Is every finite codimensional subspace of a Banach space closed? Is it also complemented? I know how to answer the same questions for finite dimensional subspaces, but couldn't figure out the finite codimension case.

Answer 1

It's a standard result that a linear functional from a Banach space to the underlying field (real or complex numbers) is continuous if and only if the its kernel is closed. Notice that its kernel is of codimension one. So, use the axiom of choice to find a discontinuous linear functional, and you have found a codimension one subspace which isn't closed. (As I was typing this, rpotrie got the same answer...)

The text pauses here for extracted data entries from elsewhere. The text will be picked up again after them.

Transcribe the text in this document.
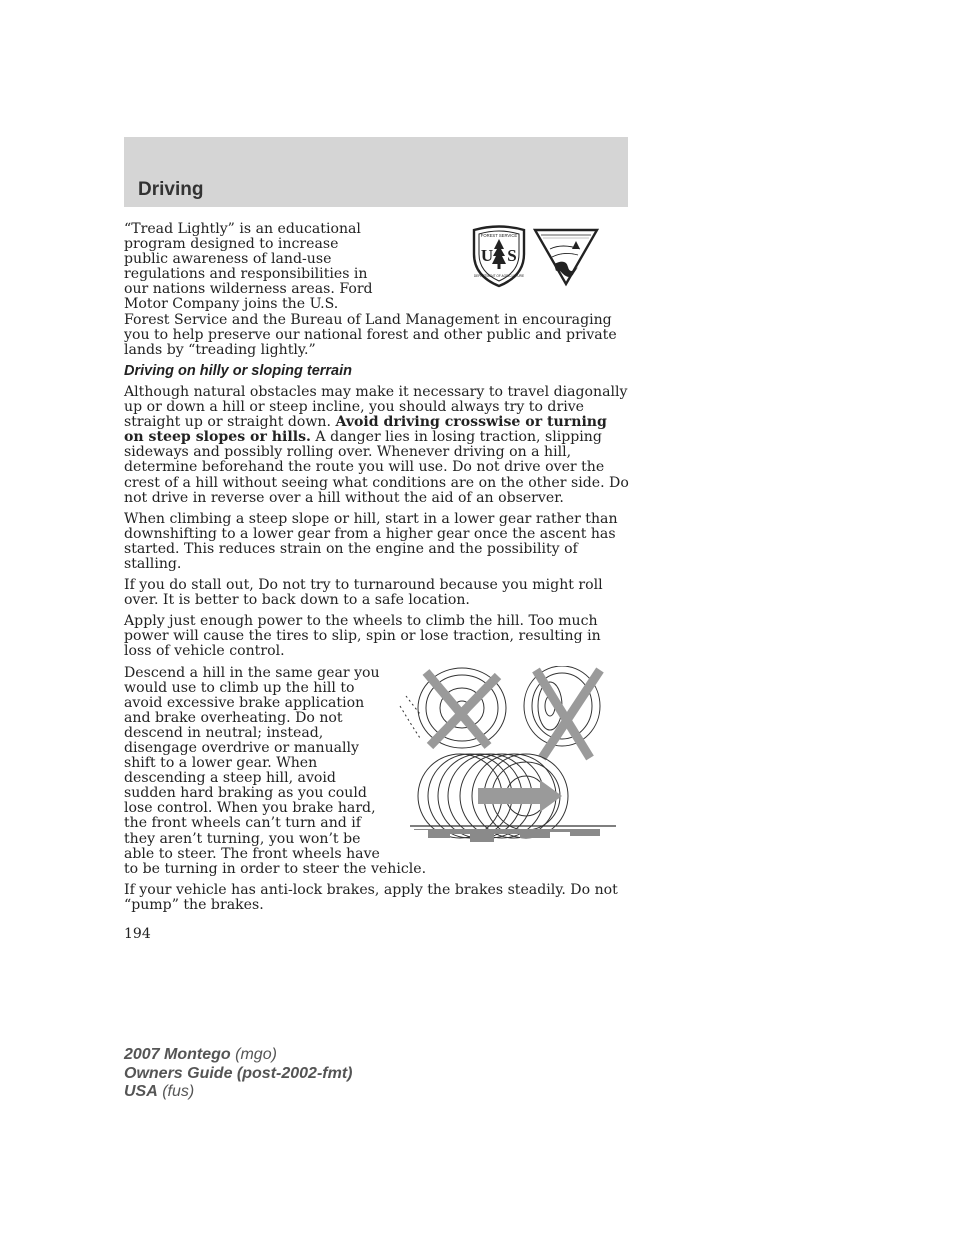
Driving
FOREST SERVICE
U S
DEPARTMENT OF AGRICULTURE

“Tread Lightly” is an educational program designed to increase public awareness of land-use regulations and responsibilities in our nations wilderness areas. Ford Motor Company joins the U.S. Forest Service and the Bureau of Land Management in encouraging you to help preserve our national forest and other public and private lands by “treading lightly.”

Driving on hilly or sloping terrain

Although natural obstacles may make it necessary to travel diagonally up or down a hill or steep incline, you should always try to drive straight up or straight down. Avoid driving crosswise or turning on steep slopes or hills. A danger lies in losing traction, slipping sideways and possibly rolling over. Whenever driving on a hill, determine beforehand the route you will use. Do not drive over the crest of a hill without seeing what conditions are on the other side. Do not drive in reverse over a hill without the aid of an observer.

When climbing a steep slope or hill, start in a lower gear rather than downshifting to a lower gear from a higher gear once the ascent has started. This reduces strain on the engine and the possibility of stalling.

If you do stall out, Do not try to turnaround because you might roll over. It is better to back down to a safe location.

Apply just enough power to the wheels to climb the hill. Too much power will cause the tires to slip, spin or lose traction, resulting in loss of vehicle control.

Descend a hill in the same gear you would use to climb up the hill to avoid excessive brake application and brake overheating. Do not descend in neutral; instead, disengage overdrive or manually shift to a lower gear. When descending a steep hill, avoid sudden hard braking as you could lose control. When you brake hard, the front wheels can’t turn and if they aren’t turning, you won’t be able to steer. The front wheels have to be turning in order to steer the vehicle.

If your vehicle has anti-lock brakes, apply the brakes steadily. Do not “pump” the brakes.

194

2007 Montego (mgo)
Owners Guide (post-2002-fmt)
USA (fus)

As for complementation: well, this only makes sense for closed finite codimension subspaces. But then it's a perfectly reasonable question, and the answer is "yes". If F is of finite codimension in E, then by definition we can find a basis $\{x_1,\cdots,x_n\}$ for E/F. For each $k$ let $x_k^*$ be the linear functional on $E/F$ dual to $x_k$, so $x_k^*(x_j) = \delta_{jk}$. Then let $\mu_k$ be the composition of $E \rightarrow E/F$ with $x_k^*$. Finally, pick $y_k\in E$ with $y_k+F=x_k$. Then the map $$T:E\rightarrow E; x\mapsto \sum_k \mu_k(x) y_k$$ is a projection of $E$ onto the span of the $y_k$, and $I-T$ will be a projection onto $F$ (unless I've messed something up, which is possible).

Answer 2

No: If you consider a non continuous functional from a Banach Space, its Kernel is one-codimensional and dense.

For example take $l^2(\mathbb{Z})$ and consider the sequence $e_i$ ($(0,..., 1, 0....)$ where the $1$ is in the $i$-th position). Complete this to a base (which exists by Zorn's lemma, and it is uncountable since $l^2$ is a banach-space) and consider the subspace generated by the $e_i$ toghether with the elements of the base except one of them. This gives a dense codimension one subspace.

Answer 3

This is very related to rpotries construction: take a dense, proper subspace and pick a basis $(v_i)$ of that subspace. Now we can adjoin $(w_j)$ such that $(v_i) \cup (w_j)$ is a basis of the whole space. Now the span of all $v_i,w_j$ but finitly many $w_j$ is a dense subspace of finite codimension. So it can not be closed.

Answer 4

As already recalled, a kernel of any non-continuous linear form is a dense hyperplane, and non-continuous forms exist in infinite dimension as a consequence of the existence of Hamel basis. That said, it's worth recalling a relevant fact in the affirmative direction, which is a corollary of the open mapping theorem:

A linear subspace in a Banach space, of finite codimension, and which is the image of a Banach space via a linear bounded operator, is closed.

Btw, the property of being complemented has also a particular characterization for those subspaces that are images of operators: the image of $R:X\to Y$ is complemented if and only if $R$ is a right inverse, meaning that there is a bounded operator $L:Y\to X$ such that $LR=I$. A linear projector onto the subspace it is then $RL$.

Answer 5

It is equi to Choice axiom. If you do not like the Axiom, then every linear functional is continuous. If Not, then Hahn-Banach theorem is true.

It is up to you.

Oleg Reinov

Answer 6

Another counterexample: Take $C[-1,1]$ as the Banach Space. Define $ T(f)=\int_{0}^{1} f - \int_{-1}^{0} f $. Clearly $T$ is a (continuous) linear functional whose kernel is a (closes) one-codimensional subspace. But there is no complementary subspace: in fact, the complementary subspace should morally be generated by the function which is identically $1$ on $[0,1]$ and $-1$ on $[-1,0]$, but this function is not continuous.